|The leftmost month above is July 2010 and the leftmost is Jun 2011. The vertical axis shows availability for each month in terms of a percentage. Our goal is to hit or exceed 99% availability each month.|
The main culprit of downtime throughout fiscal year 2011 was due to defects in software. As we have been retooling our technology environment from Perl and CGI scripts to Java applications, we have been making greater use of systems like Hibernate and Lucene. My sense is that we're relying more and more on open source middleware, and while that has the advantages of making it easier to develop software quickly, it also means that a problem in the underlying middleware can affect our overall availability. Some of this is due to buggy software; some is due to our learning curve on how to use the software properly; and, some of this is due to getting our arms around the optimal configuration and operation of these packages.
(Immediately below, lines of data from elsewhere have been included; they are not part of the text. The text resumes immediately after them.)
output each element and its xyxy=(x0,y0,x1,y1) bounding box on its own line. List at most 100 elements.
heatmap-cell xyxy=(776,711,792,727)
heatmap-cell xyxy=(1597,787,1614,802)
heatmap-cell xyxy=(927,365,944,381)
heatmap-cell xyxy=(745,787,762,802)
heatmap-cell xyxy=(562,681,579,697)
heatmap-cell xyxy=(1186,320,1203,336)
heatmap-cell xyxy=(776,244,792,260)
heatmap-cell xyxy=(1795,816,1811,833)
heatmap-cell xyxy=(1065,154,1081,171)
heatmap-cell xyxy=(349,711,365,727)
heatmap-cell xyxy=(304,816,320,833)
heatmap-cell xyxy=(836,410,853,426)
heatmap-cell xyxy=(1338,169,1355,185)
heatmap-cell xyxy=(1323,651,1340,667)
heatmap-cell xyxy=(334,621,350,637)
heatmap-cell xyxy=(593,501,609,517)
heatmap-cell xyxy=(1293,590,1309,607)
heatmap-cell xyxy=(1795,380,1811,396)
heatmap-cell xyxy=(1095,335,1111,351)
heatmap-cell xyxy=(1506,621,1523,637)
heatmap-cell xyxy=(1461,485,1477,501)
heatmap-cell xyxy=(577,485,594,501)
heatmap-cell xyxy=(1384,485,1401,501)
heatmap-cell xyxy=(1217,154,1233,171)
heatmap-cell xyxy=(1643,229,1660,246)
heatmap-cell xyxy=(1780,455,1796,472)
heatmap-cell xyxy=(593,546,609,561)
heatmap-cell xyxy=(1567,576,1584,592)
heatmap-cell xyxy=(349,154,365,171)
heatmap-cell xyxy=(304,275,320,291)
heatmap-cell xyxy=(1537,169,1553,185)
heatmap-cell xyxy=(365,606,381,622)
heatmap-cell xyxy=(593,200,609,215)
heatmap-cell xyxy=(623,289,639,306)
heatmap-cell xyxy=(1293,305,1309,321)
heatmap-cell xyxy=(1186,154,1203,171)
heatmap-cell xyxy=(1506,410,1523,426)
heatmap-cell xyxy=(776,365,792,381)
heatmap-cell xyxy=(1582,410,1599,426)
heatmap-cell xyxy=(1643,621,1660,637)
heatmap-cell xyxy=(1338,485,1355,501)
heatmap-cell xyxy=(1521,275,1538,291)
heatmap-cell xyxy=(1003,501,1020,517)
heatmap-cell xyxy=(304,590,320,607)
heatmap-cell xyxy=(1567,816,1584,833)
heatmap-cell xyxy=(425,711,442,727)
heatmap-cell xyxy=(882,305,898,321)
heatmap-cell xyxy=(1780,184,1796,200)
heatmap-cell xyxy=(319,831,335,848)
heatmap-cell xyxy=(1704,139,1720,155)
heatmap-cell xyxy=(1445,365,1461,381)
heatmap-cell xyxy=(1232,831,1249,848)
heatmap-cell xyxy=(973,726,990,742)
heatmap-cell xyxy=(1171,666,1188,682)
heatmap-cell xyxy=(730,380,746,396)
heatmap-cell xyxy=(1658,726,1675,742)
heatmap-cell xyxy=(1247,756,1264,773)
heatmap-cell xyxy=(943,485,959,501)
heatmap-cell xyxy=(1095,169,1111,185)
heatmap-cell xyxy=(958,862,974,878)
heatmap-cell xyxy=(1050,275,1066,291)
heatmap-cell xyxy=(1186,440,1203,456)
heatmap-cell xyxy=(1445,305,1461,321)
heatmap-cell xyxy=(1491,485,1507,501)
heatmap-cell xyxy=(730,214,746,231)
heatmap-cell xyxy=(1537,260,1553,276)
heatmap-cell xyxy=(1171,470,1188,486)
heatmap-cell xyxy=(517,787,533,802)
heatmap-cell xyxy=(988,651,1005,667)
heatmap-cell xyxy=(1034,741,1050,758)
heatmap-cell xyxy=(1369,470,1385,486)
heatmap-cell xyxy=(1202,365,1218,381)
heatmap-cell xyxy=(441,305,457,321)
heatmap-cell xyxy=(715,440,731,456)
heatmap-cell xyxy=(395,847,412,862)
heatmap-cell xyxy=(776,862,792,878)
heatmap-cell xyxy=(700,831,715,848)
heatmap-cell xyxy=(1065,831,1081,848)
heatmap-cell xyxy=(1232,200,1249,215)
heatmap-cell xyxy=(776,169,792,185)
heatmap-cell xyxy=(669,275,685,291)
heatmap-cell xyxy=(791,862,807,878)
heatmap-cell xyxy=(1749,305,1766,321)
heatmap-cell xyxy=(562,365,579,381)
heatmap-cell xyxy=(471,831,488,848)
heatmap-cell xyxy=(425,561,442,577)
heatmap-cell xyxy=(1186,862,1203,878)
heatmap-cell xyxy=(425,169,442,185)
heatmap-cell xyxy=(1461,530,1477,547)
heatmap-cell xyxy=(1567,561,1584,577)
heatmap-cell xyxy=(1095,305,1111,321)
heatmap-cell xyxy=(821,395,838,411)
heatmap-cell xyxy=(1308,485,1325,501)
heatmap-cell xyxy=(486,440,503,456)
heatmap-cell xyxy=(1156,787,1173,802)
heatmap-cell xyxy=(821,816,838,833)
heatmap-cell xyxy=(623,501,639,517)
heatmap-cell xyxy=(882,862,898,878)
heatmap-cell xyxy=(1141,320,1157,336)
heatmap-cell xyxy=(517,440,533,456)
The January 2011 availability level - our lowest month of availability- was due largely to two problems. One was that we scheduled a maintenance window in our server room so that University of Michigan electricians could wire up a new "whole room" uninterruptible power supply, and this, of course, took our production web systems off-line. The other problem was that our regular synchronization process between our production systems and our cloud-based replica had failed in an unusual way that was difficult to detect at first. The database export/import had failed, but only partially, and that produced very odd behavior with our web portal. It took a significant amount of time to isolate the problem, and by the time we had a workaround deployed, the electricians had finished their work, and the production systems were back on-line.